I asked the seller for the serial number because I was curious to see what the build record says. The seller gave me two numbers, neither of which appears to be for that canoe. Both numbers he found were followed by a "17", so I feel it may be a 17 foot canoe. One serial number was for a 16 foot boat (not a canoe) and the other was for a 17 foot AA grade Otca, no mention of sponsons or a motor, dating from 1916.
The canoe in the picture appears to me to be a CS grade (thwart looks like ash) HW with sponsons. I see diamond head bolts there too... although they could have been added during a restoration. I explained this stuff to the seller and asked him to check the numbers again, at both stems, and maybe he'll get back to me.
It may help if others poke at him too, because he's maybe figured out I'm only curious and don't have that kind of money.
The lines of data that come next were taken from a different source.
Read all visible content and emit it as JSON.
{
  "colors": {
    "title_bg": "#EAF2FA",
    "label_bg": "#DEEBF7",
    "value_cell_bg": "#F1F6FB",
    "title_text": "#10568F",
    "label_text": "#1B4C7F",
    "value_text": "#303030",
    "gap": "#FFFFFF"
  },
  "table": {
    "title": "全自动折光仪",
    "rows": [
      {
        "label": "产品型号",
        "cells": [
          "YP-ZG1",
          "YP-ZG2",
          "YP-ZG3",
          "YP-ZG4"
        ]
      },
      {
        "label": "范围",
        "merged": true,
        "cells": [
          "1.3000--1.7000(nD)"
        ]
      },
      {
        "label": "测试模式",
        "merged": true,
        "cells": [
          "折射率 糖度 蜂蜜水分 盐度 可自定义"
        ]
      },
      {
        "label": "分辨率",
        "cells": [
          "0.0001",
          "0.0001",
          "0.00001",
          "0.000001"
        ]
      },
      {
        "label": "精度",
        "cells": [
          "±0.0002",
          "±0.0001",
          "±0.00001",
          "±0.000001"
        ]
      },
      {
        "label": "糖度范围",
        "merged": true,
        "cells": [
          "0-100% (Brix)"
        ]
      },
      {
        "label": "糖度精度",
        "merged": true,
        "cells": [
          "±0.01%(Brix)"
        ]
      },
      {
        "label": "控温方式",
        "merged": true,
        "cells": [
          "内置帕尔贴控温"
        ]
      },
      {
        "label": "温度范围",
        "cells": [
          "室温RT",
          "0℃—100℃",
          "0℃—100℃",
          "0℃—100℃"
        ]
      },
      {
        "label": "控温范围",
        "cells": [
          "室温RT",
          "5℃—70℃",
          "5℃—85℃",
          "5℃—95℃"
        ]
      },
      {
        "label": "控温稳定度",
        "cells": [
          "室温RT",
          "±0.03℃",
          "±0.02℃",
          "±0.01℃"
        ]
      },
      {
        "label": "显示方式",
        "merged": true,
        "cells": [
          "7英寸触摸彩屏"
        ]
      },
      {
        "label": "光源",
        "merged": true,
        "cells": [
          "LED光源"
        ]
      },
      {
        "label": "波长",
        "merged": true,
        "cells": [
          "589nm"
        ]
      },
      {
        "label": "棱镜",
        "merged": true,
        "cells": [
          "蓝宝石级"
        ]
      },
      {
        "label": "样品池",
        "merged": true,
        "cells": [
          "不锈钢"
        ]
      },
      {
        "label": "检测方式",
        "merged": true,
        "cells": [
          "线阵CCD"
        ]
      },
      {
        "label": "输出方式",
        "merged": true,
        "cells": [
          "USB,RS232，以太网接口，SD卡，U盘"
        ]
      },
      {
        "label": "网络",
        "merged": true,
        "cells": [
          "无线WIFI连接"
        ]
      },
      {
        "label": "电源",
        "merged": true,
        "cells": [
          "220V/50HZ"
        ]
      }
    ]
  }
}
Asked the seller to check the serial number at each end, and he provided two possibilities-- one of which he'd given me before. He says it's either 33739-17, which is a 16 foot boat (not a canoe)... or 38739-17, which is a 17 foot AA grade Otca (no mention of sponsons or Evinrude). I poked around the serial numbers, trying different combinations, and didn't find anything close--- 33789 is a 17 foot Charles river; 38789 is an Otca... nothing a fer-sure match.
Thought maybe some of the others here who have the s/n CDs would like to play this numbers-game too. Meanwhile, I'll ask the seller if he'd like to take a picture of the serial number, and explain that hundreds of pairs of eyes can often see things one pair cannot.
Checking again, the seller says one end is too faint to read except for the length (17). The first three digits at the other end appear to him to be 397 and the last two are 33, 39, 38, 88, or 99. He says all the threes, eights, and nines look similar. I checked 397 with all those possibilities-- none had sponsons... 3 are 17 footers-- one is an Otca and two are Charles Rivers. The canoes date from 1916. The seller says the engine is dated 1918. I'm also looking at the buyer, in case it's someone connected with a business that might have modified the canoe.